Mentor Match youth entrepreneurs win awards
Published 9:02 am Monday, May 11, 2020
- Zoey Leith, a junior at Joseph Charter School, won awards for Top Producer and Most Likely to Be an Entrepreneur for her efforts in the Mentor Match Youth Entrepreneur Program. The program ended with a Zoom meeting Wednesday, May 6.
Zoey Leith, a junior at Joseph Charter School, won awards for “Top Producer” and “Most Likely to Become an Entrepreneur” as the ninth year of the Mentor Match Youth Entrepreneur Program wrapped up Wednesday, May 6.
Leith won for her business Forget-Me-Not Designs, a hand-crafted home décor business, according to a press release.
The awards and presentations were held via a Zoom meeting in light of the COVID-19 restrictions.
“Zoey was first to launch her business by signing up for two holiday bazaars,” said Stacy Green, program adviser. “She was the first to develop a flyer and a social media presence. Zoey had over 50 individual transactions, a program record.”
In addition, Leith partnered with Mentor Match President Foster Hobbs on a custom commission for the Wallowa County Courthouse after Commissioner Susan Roberts saw a display of their products at the Chamber of Commerce’s Annual Citizen Awards Banquet.

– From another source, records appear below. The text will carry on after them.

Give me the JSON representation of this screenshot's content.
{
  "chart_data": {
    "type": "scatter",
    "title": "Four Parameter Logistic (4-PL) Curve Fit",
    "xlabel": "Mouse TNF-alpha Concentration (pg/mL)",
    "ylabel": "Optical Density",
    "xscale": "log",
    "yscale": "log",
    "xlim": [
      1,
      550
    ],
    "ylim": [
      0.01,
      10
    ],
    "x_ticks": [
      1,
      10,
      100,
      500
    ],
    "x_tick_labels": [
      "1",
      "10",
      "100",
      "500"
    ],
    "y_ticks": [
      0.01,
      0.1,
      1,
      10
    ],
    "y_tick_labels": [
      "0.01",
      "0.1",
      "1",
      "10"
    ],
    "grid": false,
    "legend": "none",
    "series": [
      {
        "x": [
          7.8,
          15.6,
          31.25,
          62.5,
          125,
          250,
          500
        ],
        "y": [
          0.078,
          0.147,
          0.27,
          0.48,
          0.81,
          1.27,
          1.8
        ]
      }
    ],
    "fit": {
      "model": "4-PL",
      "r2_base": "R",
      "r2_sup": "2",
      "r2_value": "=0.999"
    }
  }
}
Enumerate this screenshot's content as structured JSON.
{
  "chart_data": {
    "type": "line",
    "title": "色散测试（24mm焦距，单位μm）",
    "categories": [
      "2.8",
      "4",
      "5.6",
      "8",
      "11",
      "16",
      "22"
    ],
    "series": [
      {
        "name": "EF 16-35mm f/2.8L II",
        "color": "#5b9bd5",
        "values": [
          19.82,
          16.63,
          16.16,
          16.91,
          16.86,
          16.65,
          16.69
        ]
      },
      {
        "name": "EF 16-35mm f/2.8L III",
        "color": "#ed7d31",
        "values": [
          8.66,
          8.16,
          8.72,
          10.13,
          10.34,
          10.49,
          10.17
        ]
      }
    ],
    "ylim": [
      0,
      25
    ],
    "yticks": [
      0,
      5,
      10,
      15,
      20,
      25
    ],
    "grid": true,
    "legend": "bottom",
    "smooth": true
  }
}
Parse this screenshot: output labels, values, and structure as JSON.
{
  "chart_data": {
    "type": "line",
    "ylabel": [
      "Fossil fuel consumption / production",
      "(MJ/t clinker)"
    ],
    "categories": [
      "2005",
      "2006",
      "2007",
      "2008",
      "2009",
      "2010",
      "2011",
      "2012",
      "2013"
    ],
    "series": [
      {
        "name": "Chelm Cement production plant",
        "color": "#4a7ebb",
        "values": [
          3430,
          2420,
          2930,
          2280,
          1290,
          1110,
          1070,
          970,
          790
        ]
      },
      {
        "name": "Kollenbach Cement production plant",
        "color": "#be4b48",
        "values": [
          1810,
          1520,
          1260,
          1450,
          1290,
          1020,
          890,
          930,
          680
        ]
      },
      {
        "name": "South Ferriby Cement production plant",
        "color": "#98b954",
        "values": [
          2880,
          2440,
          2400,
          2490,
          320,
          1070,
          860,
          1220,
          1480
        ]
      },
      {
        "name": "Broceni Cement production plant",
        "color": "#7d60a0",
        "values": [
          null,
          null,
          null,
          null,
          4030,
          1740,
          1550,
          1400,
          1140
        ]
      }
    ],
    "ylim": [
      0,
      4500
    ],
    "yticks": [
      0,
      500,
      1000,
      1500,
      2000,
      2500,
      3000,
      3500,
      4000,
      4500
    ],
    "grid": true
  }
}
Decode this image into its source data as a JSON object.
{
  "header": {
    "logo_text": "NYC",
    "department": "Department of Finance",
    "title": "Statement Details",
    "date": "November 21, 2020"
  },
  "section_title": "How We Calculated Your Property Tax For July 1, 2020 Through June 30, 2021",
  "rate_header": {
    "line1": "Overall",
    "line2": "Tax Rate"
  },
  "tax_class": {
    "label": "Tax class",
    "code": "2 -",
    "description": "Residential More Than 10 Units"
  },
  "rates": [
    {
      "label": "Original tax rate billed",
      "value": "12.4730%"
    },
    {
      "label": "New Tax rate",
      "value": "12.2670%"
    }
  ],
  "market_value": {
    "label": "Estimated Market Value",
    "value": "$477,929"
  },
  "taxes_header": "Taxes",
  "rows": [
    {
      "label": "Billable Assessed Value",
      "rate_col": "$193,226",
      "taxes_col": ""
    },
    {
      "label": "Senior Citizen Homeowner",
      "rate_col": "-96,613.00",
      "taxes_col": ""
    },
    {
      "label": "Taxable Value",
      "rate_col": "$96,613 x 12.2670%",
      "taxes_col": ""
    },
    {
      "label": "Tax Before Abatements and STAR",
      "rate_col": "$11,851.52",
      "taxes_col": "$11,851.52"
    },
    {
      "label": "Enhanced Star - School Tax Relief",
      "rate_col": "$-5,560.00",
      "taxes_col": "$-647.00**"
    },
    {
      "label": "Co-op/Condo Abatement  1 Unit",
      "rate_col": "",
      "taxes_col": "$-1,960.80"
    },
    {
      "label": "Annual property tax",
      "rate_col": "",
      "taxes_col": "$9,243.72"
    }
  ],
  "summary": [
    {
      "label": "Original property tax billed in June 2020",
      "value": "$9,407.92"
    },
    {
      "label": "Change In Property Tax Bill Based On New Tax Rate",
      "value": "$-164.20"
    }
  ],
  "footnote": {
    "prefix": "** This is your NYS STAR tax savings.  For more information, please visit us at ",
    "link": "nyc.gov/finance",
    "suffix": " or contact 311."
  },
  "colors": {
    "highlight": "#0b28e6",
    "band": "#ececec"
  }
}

Hobbs, a senior at Enterprise High School, started Lostine River Forge and makes custom ironworks. Working with Leith, they designed a coat rack that is now on the third floor of the historic building.
“Zoey’s creativity far exceeded anything we thought we wanted,” Roberts said. The commission for the youths led to an order for 18 door and drawer pulls custom made by Hobbs. “They are really unique and quite beautiful,“ said Roberts, adding that the teens did great work and were a pleasure to work with.
Most Valuable Entrepreneur, based on attendance, participation and going the extra mile for the program was shared between Katrina Haines and Aubrina Melville, both juniors at Enterprise High School.
“These two were always the first to show up for class and helped me get set up,” Green said. “They had near perfect attendance and both stepped up in other ways, Aubrina to help lead the pizza ticket fundraiser and Katrina by selling the most tickets.”
Of nine entrepreneurs who began the program in September, six completed, developing their own business idea, launching and learning along the way.
Wesley Johnson, a senior at Enterprise, founded “Wallowa County Ski and Snowboard Wax,” and could be seen at Ferguson Ridge Ski Area this winter, working in the shop waxing skis and snowboards. “Charlie (Kissinger) let me share the space, and I paid him $2 out of the $10 I charged,” Johnson said. He admitted to not being above bribes of free sodas and snacks, and also shared the challenge of being in the shop when the powder was fresh and his friends were out on the slopes. “That was the hardest part for me,” he said.
Enterprise senior Zion Mark created “High Quality Cow Hides,” which he sold in his mother’s Joseph Main Street boutique, ToZion. Mark said the experience helped him learn how to read customers’ cues to improve sales techniques.
The program’s mission is to get more teens interested in business and entrepreneurship as a career and educational path so they can create economic opportunity for themselves and others, preferably in Wallowa County.
“My favorite session was when Natalie Millar (current general manager of Terminal Gravity) came and talked about accounting,” Aubrina Melville said. “Now I am interested in pursuing that in college.”
Due to COVID-19, the class had to cancel its Leadership & Innovation Tour to Seattle, but most of the participants plan to continue their businesses over the summer and beyond.
The program is funded and administered by the local nonprofit Building Healthy Families through its tutoring and mentoring program.